There’s no reason to feel this way, at least no conscious reason. I got good news today at work, got some things done, and supported a friend. Nothing bad there! But still, there the feeling is. Sitting on my psyche and squishing it.
The bright side: I checked in on people! People like that. If something’s going on with YOU, let me know. Until them I will keep randomly messaging people to be sure they’re okay.
What I’ll Not Do
However, I’m not checking the news to see if yet another mass shooting, weather disaster, or even worse political nonsense. The news has been making me feel physically ill (my eye starts twitching when some topics come on). So, starting this weekend, I listen once a day and get a summary I read in the morning.

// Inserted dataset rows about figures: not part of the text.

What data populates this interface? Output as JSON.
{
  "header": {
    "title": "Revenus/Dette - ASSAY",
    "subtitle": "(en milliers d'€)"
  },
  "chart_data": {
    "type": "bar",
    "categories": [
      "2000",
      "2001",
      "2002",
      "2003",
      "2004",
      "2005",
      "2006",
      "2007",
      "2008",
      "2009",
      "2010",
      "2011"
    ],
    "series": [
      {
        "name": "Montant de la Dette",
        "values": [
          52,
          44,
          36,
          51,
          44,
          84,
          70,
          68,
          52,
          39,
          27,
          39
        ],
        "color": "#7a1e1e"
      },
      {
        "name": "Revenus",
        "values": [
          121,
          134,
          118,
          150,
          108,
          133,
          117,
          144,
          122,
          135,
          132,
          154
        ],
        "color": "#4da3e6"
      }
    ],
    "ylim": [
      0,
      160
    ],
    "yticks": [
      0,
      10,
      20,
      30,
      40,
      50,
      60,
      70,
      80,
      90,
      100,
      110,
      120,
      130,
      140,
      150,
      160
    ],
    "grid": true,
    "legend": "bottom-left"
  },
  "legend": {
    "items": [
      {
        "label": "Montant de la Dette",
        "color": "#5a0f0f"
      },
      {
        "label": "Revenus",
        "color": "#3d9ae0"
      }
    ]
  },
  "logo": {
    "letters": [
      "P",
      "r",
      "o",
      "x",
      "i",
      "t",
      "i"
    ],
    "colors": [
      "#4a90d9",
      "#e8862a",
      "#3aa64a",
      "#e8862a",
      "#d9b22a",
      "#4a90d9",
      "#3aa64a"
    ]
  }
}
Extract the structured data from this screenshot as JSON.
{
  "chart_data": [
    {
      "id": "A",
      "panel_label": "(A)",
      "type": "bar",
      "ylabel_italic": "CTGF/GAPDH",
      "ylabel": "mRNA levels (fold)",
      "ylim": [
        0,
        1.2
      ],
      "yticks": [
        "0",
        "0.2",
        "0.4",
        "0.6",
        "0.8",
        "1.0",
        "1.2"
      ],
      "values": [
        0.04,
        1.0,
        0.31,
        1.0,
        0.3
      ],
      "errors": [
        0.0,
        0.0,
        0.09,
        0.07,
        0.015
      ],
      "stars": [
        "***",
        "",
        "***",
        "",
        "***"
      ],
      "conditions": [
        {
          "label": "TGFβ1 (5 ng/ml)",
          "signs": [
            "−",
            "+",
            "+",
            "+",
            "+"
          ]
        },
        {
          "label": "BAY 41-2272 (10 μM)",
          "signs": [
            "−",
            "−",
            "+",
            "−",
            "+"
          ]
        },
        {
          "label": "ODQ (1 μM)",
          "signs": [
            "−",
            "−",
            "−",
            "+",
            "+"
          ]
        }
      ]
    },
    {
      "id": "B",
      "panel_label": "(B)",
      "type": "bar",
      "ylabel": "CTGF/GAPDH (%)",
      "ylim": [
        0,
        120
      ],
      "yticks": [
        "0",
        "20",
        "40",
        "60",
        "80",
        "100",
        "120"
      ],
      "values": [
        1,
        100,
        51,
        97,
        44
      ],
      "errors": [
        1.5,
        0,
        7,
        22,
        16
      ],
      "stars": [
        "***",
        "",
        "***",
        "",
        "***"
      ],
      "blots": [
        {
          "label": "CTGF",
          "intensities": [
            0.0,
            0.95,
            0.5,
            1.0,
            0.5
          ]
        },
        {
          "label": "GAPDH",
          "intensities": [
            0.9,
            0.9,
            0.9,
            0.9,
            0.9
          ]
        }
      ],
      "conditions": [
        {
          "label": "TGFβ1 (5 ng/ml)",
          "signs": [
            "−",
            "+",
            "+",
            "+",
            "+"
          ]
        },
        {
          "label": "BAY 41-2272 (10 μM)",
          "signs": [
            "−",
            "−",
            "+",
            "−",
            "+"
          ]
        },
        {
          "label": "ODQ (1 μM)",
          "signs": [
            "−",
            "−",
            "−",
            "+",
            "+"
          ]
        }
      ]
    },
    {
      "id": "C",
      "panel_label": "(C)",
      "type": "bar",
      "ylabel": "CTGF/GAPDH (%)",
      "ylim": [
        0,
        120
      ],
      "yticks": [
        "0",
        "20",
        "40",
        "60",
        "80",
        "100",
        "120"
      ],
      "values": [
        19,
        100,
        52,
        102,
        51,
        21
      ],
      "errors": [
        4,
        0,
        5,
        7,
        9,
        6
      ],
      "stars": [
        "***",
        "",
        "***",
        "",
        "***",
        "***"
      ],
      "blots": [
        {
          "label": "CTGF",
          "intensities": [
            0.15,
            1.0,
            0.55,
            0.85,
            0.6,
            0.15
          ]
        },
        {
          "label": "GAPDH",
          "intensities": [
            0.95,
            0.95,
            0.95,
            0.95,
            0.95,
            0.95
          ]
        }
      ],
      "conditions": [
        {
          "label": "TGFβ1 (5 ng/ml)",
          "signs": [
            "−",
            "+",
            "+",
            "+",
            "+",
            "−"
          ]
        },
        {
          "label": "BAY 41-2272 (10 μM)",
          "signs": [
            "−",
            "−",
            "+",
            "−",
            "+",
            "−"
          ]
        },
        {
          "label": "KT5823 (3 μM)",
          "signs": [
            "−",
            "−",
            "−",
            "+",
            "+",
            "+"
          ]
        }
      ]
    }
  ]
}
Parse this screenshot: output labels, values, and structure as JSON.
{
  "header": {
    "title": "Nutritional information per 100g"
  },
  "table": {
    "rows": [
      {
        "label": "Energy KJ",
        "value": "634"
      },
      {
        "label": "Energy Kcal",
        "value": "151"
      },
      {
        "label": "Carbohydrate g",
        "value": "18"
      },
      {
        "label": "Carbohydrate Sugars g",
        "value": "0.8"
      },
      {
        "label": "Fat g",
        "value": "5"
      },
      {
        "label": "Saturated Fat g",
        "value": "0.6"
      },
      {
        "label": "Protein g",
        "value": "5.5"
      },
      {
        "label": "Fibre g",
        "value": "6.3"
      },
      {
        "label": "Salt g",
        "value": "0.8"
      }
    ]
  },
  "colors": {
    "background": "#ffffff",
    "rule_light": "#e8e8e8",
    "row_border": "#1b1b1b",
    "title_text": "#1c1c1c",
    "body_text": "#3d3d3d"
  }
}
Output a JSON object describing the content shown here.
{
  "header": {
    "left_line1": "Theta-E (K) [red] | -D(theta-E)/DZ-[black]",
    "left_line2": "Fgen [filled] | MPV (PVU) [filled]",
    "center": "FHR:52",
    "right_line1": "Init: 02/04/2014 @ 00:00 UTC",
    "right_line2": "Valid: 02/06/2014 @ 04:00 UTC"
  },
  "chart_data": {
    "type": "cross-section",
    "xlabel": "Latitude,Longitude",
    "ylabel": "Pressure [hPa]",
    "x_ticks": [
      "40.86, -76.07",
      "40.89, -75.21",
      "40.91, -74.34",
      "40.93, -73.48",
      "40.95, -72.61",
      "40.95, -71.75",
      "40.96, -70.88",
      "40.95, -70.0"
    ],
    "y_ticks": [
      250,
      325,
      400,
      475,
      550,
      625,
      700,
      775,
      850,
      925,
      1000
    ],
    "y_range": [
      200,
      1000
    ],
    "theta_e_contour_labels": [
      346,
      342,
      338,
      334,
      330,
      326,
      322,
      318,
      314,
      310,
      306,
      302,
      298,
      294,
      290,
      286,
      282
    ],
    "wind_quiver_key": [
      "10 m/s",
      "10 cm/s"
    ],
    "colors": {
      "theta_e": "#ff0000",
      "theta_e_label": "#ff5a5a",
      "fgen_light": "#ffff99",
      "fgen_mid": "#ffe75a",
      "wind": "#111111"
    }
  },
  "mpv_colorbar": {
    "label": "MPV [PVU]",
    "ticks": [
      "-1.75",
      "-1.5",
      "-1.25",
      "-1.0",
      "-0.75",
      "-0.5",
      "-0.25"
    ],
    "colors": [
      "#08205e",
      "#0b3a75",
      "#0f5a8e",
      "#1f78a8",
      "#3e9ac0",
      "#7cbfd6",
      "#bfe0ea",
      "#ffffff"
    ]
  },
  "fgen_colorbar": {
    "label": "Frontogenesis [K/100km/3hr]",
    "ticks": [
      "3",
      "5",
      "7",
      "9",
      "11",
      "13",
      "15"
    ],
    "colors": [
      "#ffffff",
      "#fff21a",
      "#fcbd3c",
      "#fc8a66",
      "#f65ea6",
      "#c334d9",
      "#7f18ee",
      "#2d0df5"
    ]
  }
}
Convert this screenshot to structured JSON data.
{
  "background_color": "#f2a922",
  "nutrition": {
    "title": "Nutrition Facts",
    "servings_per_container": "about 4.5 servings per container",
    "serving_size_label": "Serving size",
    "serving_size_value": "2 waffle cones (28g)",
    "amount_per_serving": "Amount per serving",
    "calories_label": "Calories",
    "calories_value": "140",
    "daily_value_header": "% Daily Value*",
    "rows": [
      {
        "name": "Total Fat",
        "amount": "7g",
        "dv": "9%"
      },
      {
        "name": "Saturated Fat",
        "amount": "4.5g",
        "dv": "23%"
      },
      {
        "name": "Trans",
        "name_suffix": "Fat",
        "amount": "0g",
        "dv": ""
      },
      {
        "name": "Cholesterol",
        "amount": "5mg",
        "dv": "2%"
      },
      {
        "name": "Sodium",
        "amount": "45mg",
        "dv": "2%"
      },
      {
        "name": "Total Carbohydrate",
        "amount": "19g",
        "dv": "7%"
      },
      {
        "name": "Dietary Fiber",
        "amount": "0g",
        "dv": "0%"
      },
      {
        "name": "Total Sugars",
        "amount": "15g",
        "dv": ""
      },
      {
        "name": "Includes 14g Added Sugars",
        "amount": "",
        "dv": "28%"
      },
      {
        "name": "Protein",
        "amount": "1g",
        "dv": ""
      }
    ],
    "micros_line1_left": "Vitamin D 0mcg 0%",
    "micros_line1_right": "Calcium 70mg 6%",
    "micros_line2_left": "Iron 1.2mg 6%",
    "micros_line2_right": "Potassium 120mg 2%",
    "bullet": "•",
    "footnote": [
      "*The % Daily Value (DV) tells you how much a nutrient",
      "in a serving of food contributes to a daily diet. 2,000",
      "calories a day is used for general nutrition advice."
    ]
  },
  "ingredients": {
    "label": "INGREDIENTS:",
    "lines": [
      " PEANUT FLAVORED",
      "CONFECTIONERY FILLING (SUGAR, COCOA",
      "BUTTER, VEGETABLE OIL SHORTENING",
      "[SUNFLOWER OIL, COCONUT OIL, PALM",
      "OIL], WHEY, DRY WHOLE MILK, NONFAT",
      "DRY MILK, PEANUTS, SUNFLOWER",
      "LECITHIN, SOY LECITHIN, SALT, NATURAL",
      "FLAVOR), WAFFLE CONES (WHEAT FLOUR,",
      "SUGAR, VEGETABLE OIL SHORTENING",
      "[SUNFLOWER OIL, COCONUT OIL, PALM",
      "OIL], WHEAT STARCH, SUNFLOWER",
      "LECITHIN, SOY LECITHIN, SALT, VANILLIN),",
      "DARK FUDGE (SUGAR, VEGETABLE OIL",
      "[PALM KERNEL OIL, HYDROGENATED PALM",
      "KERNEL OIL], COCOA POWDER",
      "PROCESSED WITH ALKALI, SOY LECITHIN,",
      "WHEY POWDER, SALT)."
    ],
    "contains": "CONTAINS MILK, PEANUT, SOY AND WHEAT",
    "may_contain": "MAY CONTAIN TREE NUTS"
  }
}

I switched to Spotify in the car. It asked me all my favorite artists and I’ve been happily listening to the dulcet tones of the great rock, folk, and country rock artistes of the 70s and 80s. Some of the things they throw in are odd (“Thank God I’m a Country Boy” and “Sunshine on My Shoulders” in one sitting is perhaps too saccharine, and really, John Denver had some good songs!), but mostly it’s been a nice trip down memory lane, with some new ones thrown in.
I also went ahead and followed my son’s band and a former band, plus some other indie bands I like, so they’ll get some plays.
At least the music is helping me with my feeling of impending doom.